X = np.sort(np.random.rand(n_samples))
y = true_fun(X) + np.random.randn(n_samples) * 0.1

fig, axs = plt.subplots(1, 3, figsize=(30, 10))

plot_comparison(X, y)


## Validation Curve

In [None]:
from sklearn.model_selection import learning_curve

param_range = np.arange(1,16)

fig, axs = plt.subplots(1,3, figsize=(30,10))
i = 0

n_samples = 2000

X = np.sort(np.random.rand(n_samples))
y = true_fun(X) + np.random.randn(n_samples) * 0.1

for degree in [2, 5, 6]:
    polynomial_features = PolynomialFeatures(degree=degree, include_bias=True)
    linear_regression = LinearRegression()
    pipeline = Pipeline([("polynomial_features", polynomial_features), ("linear_regression", linear_regression)])

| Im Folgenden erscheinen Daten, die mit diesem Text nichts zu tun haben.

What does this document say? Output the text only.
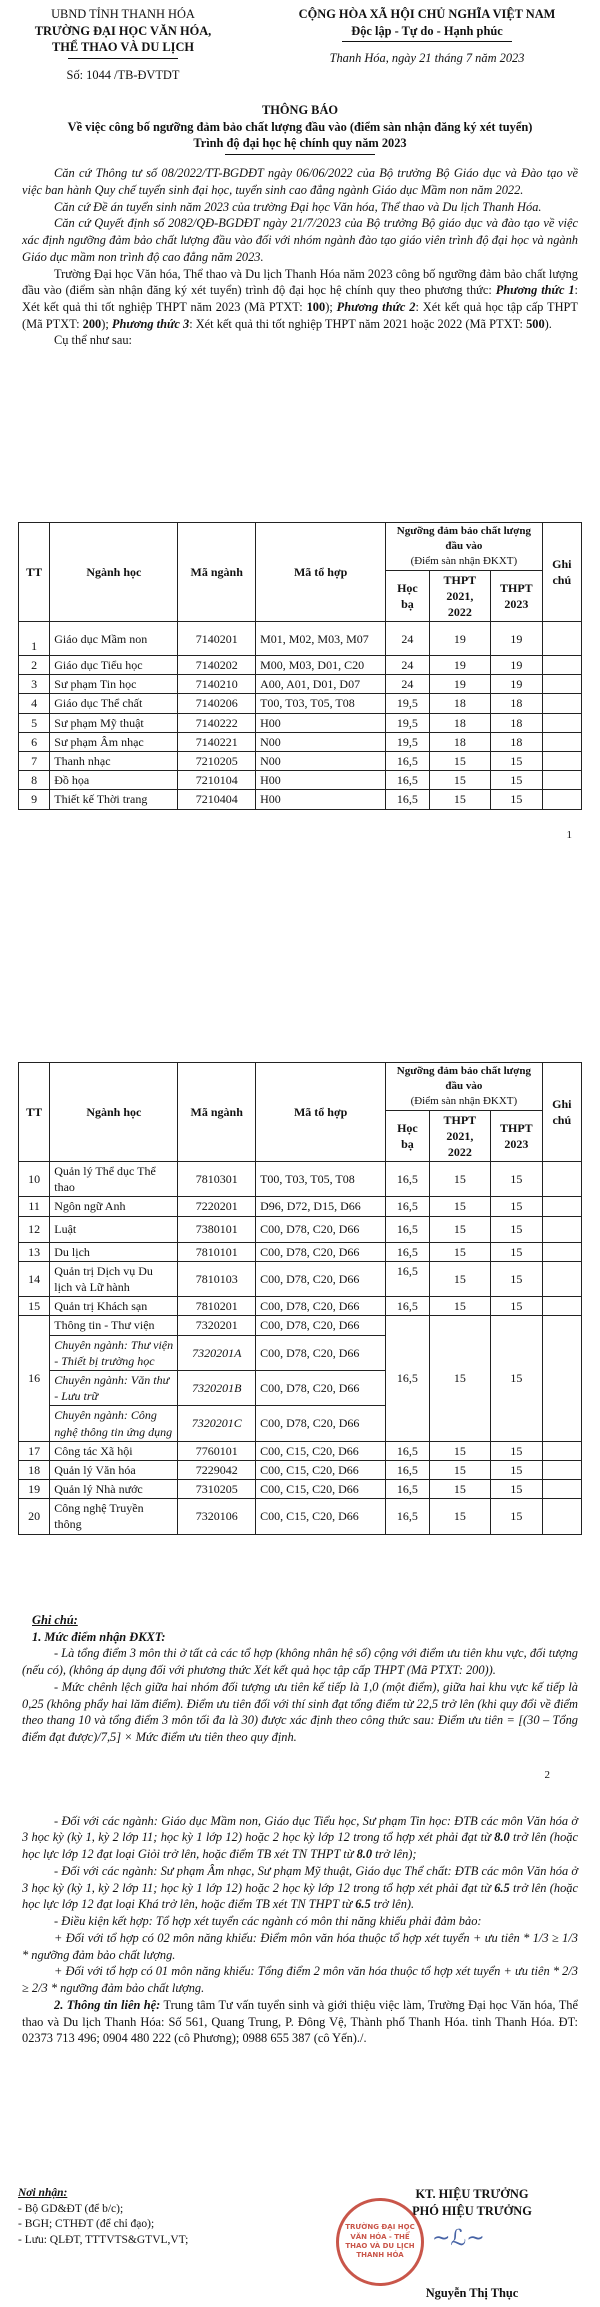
UBND TỈNH THANH HÓA
TRƯỜNG ĐẠI HỌC VĂN HÓA,
THỂ THAO VÀ DU LỊCH
Số: 1044 /TB-ĐVTDT
CỘNG HÒA XÃ HỘI CHỦ NGHĨA VIỆT NAM
Độc lập - Tự do - Hạnh phúc
Thanh Hóa, ngày 21 tháng 7 năm 2023
THÔNG BÁO
Về việc công bố ngưỡng đảm bảo chất lượng đầu vào (điểm sàn nhận đăng ký xét tuyển)
Trình độ đại học hệ chính quy năm 2023

Căn cứ Thông tư số 08/2022/TT-BGDĐT ngày 06/06/2022 của Bộ trưởng Bộ Giáo dục và Đào tạo về việc ban hành Quy chế tuyển sinh đại học, tuyển sinh cao đẳng ngành Giáo dục Mầm non năm 2022.

Căn cứ Đề án tuyển sinh năm 2023 của trường Đại học Văn hóa, Thể thao và Du lịch Thanh Hóa.

Căn cứ Quyết định số 2082/QĐ-BGDĐT ngày 21/7/2023 của Bộ trưởng Bộ giáo dục và đào tạo về việc xác định ngưỡng đảm bảo chất lượng đầu vào đối với nhóm ngành đào tạo giáo viên trình độ đại học và ngành Giáo dục mầm non trình độ cao đẳng năm 2023.

Trường Đại học Văn hóa, Thể thao và Du lịch Thanh Hóa năm 2023 công bố ngưỡng đảm bảo chất lượng đầu vào (điểm sàn nhận đăng ký xét tuyển) trình độ đại học hệ chính quy theo phương thức: Phương thức 1: Xét kết quả thi tốt nghiệp THPT năm 2023 (Mã PTXT: 100); Phương thức 2: Xét kết quả học tập cấp THPT (Mã PTXT: 200); Phương thức 3: Xét kết quả thi tốt nghiệp THPT năm 2021 hoặc 2022 (Mã PTXT: 500).

Cụ thể như sau:

TT	Ngành học	Mã ngành	Mã tổ hợp	Ngưỡng đảm bảo chất lượng đầu vào
(Điểm sàn nhận ĐKXT)			Ghi chú
				Học bạ	THPT 2021, 2022	THPT 2023	
1	Giáo dục Mầm non	7140201	M01, M02, M03, M07	24	19	19	
2	Giáo dục Tiểu học	7140202	M00, M03, D01, C20	24	19	19	
3	Sư phạm Tin học	7140210	A00, A01, D01, D07	24	19	19	
4	Giáo dục Thể chất	7140206	T00, T03, T05, T08	19,5	18	18	
5	Sư phạm Mỹ thuật	7140222	H00	19,5	18	18	
6	Sư phạm Âm nhạc	7140221	N00	19,5	18	18	
7	Thanh nhạc	7210205	N00	16,5	15	15	
8	Đồ họa	7210104	H00	16,5	15	15	
9	Thiết kế Thời trang	7210404	H00	16,5	15	15	
1
TT	Ngành học	Mã ngành	Mã tổ hợp	Ngưỡng đảm bảo chất lượng đầu vào
(Điểm sàn nhận ĐKXT)			Ghi chú
				Học bạ	THPT 2021, 2022	THPT 2023	
10	Quản lý Thể dục Thể thao	7810301	T00, T03, T05, T08	16,5	15	15	
11	Ngôn ngữ Anh	7220201	D96, D72, D15, D66	16,5	15	15	
12	Luật	7380101	C00, D78, C20, D66	16,5	15	15	
13	Du lịch	7810101	C00, D78, C20, D66	16,5	15	15	
14	Quản trị Dịch vụ Du lịch và Lữ hành	7810103	C00, D78, C20, D66	16,5	15	15	
15	Quản trị Khách sạn	7810201	C00, D78, C20, D66	16,5	15	15	
16	Thông tin - Thư viện	7320201	C00, D78, C20, D66	16,5	15	15	
	Chuyên ngành: Thư viện - Thiết bị trường học	7320201A	C00, D78, C20, D66				
	Chuyên ngành: Văn thư - Lưu trữ	7320201B	C00, D78, C20, D66				
	Chuyên ngành: Công nghệ thông tin ứng dụng	7320201C	C00, D78, C20, D66				
17	Công tác Xã hội	7760101	C00, C15, C20, D66	16,5	15	15	
18	Quản lý Văn hóa	7229042	C00, C15, C20, D66	16,5	15	15	
19	Quản lý Nhà nước	7310205	C00, C15, C20, D66	16,5	15	15	
20	Công nghệ Truyền thông	7320106	C00, C15, C20, D66	16,5	15	15	
Ghi chú:
1. Mức điểm nhận ĐKXT:

- Là tổng điểm 3 môn thi ở tất cả các tổ hợp (không nhân hệ số) cộng với điểm ưu tiên khu vực, đối tượng (nếu có), (không áp dụng đối với phương thức Xét kết quả học tập cấp THPT (Mã PTXT: 200)).

- Mức chênh lệch giữa hai nhóm đối tượng ưu tiên kế tiếp là 1,0 (một điểm), giữa hai khu vực kế tiếp là 0,25 (không phẩy hai lăm điểm). Điểm ưu tiên đối với thí sinh đạt tổng điểm từ 22,5 trở lên (khi quy đổi về điểm theo thang 10 và tổng điểm 3 môn tối đa là 30) được xác định theo công thức sau: Điểm ưu tiên = [(30 – Tổng điểm đạt được)/7,5] × Mức điểm ưu tiên theo quy định.

2

- Đối với các ngành: Giáo dục Mầm non, Giáo dục Tiểu học, Sư phạm Tin học: ĐTB các môn Văn hóa ở 3 học kỳ (kỳ 1, kỳ 2 lớp 11; học kỳ 1 lớp 12) hoặc 2 học kỳ lớp 12 trong tổ hợp xét phải đạt từ 8.0 trở lên (hoặc học lực lớp 12 đạt loại Giỏi trở lên, hoặc điểm TB xét TN THPT từ 8.0 trở lên);

- Đối với các ngành: Sư phạm Âm nhạc, Sư phạm Mỹ thuật, Giáo dục Thể chất: ĐTB các môn Văn hóa ở 3 học kỳ (kỳ 1, kỳ 2 lớp 11; học kỳ 1 lớp 12) hoặc 2 học kỳ lớp 12 trong tổ hợp xét phải đạt từ 6.5 trở lên (hoặc học lực lớp 12 đạt loại Khá trở lên, hoặc điểm TB xét TN THPT từ 6.5 trở lên).

- Điều kiện kết hợp: Tổ hợp xét tuyển các ngành có môn thi năng khiếu phải đảm bảo:

+ Đối với tổ hợp có 02 môn năng khiếu: Điểm môn văn hóa thuộc tổ hợp xét tuyển + ưu tiên * 1/3 ≥ 1/3 * ngưỡng đảm bảo chất lượng.

+ Đối với tổ hợp có 01 môn năng khiếu: Tổng điểm 2 môn văn hóa thuộc tổ hợp xét tuyển + ưu tiên * 2/3 ≥ 2/3 * ngưỡng đảm bảo chất lượng.

2. Thông tin liên hệ: Trung tâm Tư vấn tuyển sinh và giới thiệu việc làm, Trường Đại học Văn hóa, Thể thao và Du lịch Thanh Hóa: Số 561, Quang Trung, P. Đông Vệ, Thành phố Thanh Hóa. tỉnh Thanh Hóa. ĐT: 02373 713 496; 0904 480 222 (cô Phương); 0988 655 387 (cô Yến)./.

Nơi nhận:
- Bộ GD&ĐT (để b/c);
- BGH; CTHĐT (để chỉ đạo);
- Lưu: QLĐT, TTTVTS&GTVL,VT;
KT. HIỆU TRƯỞNG
PHÓ HIỆU TRƯỞNG
Nguyễn Thị Thục
TRƯỜNG ĐẠI HỌC VĂN HÓA - THỂ THAO VÀ DU LỊCH THANH HÓA
~⁠ℒ~
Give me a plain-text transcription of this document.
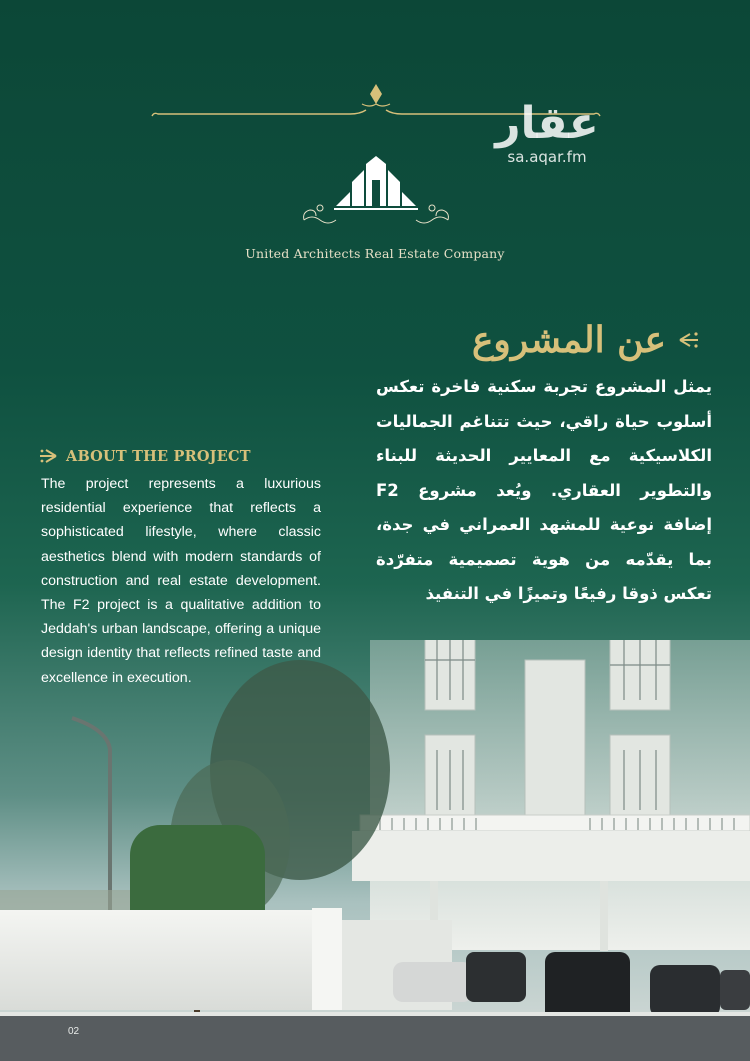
عقار
sa.aqar.fm
United Architects Real Estate Company
عن المشروع
يمثل المشروع تجربة سكنية فاخرة تعكس أسلوب حياة راقي، حيث تتناغم الجماليات الكلاسيكية مع المعايير الحديثة للبناء والتطوير العقاري. ويُعد مشروع F2 إضافة نوعية للمشهد العمراني في جدة، بما يقدّمه من هوية تصميمية متفرّدة تعكس ذوقا رفيعًا وتميزًا في التنفيذ
ABOUT THE PROJECT
The project represents a luxurious residential experience that reflects a sophisticated lifestyle, where classic aesthetics blend with modern standards of construction and real estate development. The F2 project is a qualitative addition to Jeddah's urban landscape, offering a unique design identity that reflects refined taste and excellence in execution.
02
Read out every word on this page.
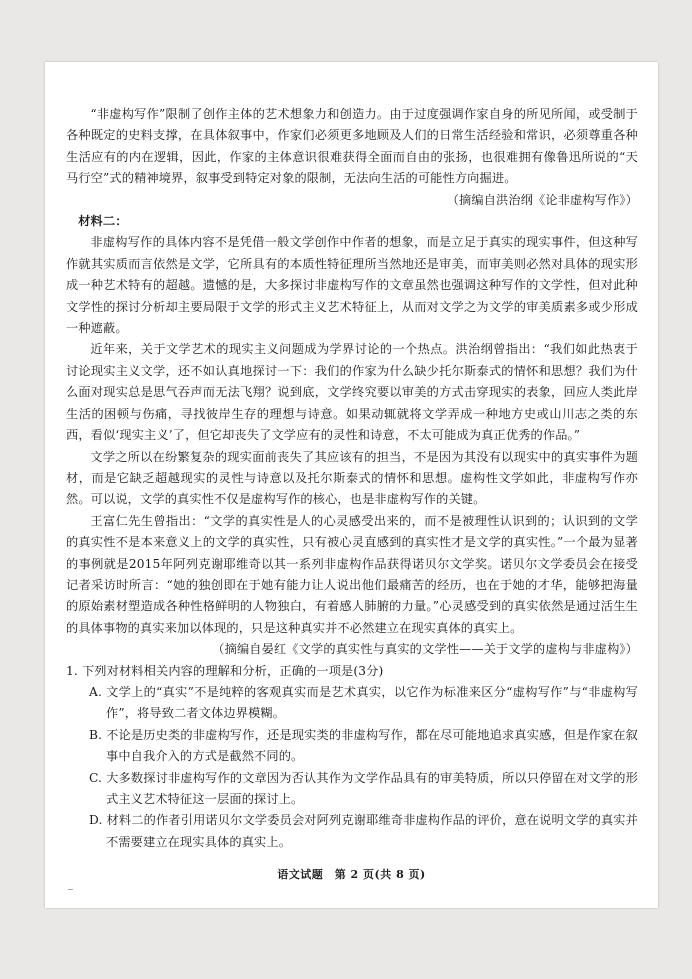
“非虚构写作”限制了创作主体的艺术想象力和创造力。由于过度强调作家自身的所见所闻，或受制于各种既定的史料支撑，在具体叙事中，作家们必须更多地顾及人们的日常生活经验和常识，必须尊重各种生活应有的内在逻辑，因此，作家的主体意识很难获得全面而自由的张扬，也很难拥有像鲁迅所说的“天马行空”式的精神境界，叙事受到特定对象的限制，无法向生活的可能性方向掘进。

（摘编自洪治纲《论非虚构写作》）

材料二：

非虚构写作的具体内容不是凭借一般文学创作中作者的想象，而是立足于真实的现实事件，但这种写作就其实质而言依然是文学，它所具有的本质性特征理所当然地还是审美，而审美则必然对具体的现实形成一种艺术特有的超越。遗憾的是，大多探讨非虚构写作的文章虽然也强调这种写作的文学性，但对此种文学性的探讨分析却主要局限于文学的形式主义艺术特征上，从而对文学之为文学的审美质素多或少形成一种遮蔽。

近年来，关于文学艺术的现实主义问题成为学界讨论的一个热点。洪治纲曾指出：“我们如此热衷于讨论现实主义文学，还不如认真地探讨一下：我们的作家为什么缺少托尔斯泰式的情怀和思想？我们为什么面对现实总是思气吞声而无法飞翔？说到底，文学终究要以审美的方式击穿现实的表象，回应人类此岸生活的困顿与伤痛，寻找彼岸生存的理想与诗意。如果动辄就将文学弄成一种地方史或山川志之类的东西，看似‘现实主义’了，但它却丧失了文学应有的灵性和诗意，不太可能成为真正优秀的作品。”

文学之所以在纷繁复杂的现实面前丧失了其应该有的担当，不是因为其没有以现实中的真实事件为题材，而是它缺乏超越现实的灵性与诗意以及托尔斯泰式的情怀和思想。虚构性文学如此，非虚构写作亦然。可以说，文学的真实性不仅是虚构写作的核心，也是非虚构写作的关键。

王富仁先生曾指出：“文学的真实性是人的心灵感受出来的，而不是被理性认识到的；认识到的文学的真实性不是本来意义上的文学的真实性，只有被心灵直感到的真实性才是文学的真实性。”一个最为显著的事例就是2015年阿列克谢耶维奇以其一系列非虚构作品获得诺贝尔文学奖。诺贝尔文学委员会在接受记者采访时所言：“她的独创即在于她有能力让人说出他们最痛苦的经历，也在于她的才华，能够把海量的原始素材塑造成各种性格鲜明的人物独白，有着感人肺腑的力量。”心灵感受到的真实依然是通过活生生的具体事物的真实来加以体现的，只是这种真实并不必然建立在现实真体的真实上。

（摘编自晏红《文学的真实性与真实的文学性——关于文学的虚构与非虚构》）

1. 下列对材料相关内容的理解和分析，正确的一项是(3分)

A. 文学上的“真实”不是纯粹的客观真实而是艺术真实，以它作为标准来区分“虚构写作”与“非虚构写作”，将导致二者文体边界模糊。

B. 不论是历史类的非虚构写作，还是现实类的非虚构写作，都在尽可能地追求真实感，但是作家在叙事中自我介入的方式是截然不同的。

C. 大多数探讨非虚构写作的文章因为否认其作为文学作品具有的审美特质，所以只停留在对文学的形式主义艺术特征这一层面的探讨上。

D. 材料二的作者引用诺贝尔文学委员会对阿列克谢耶维奇非虚构作品的评价，意在说明文学的真实并不需要建立在现实具体的真实上。

语文试题　第 2 页(共 8 页)
~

    # print(pipeline.get_params().keys())
    train_sizes_proz = np.linspace(0.001, 1, 100)
    train_sizes, train_scores, validation_scores = learning_curve(pipeline, X[:, np.newaxis], y, train_sizes = train_sizes_proz, cv = 5, scoring='neg_mean_squared_error', shuffle=True)

    train_scores_mean = -np.mean(train_scores, axis=1)
    validation_scores_mean = -np.mean(validation_scores, axis=1)

    axs[i].set_ylim([0, 0.5])
    axs[i].plot(train_sizes, train_scores_mean, label = 'Training error')
    axs[i].plot(train_sizes, validation_scores_mean, label = 'Validation error')
    axs[i].set_ylabel('MSE', fontsize = 14)
    axs[i].set_xlabel('Training set size', fontsize = 14)
    axs[i].set_title(f'Learning curves: Degree {degree}', fontsize = 24, y = 1.03)
    axs[i].legend();
    i += 1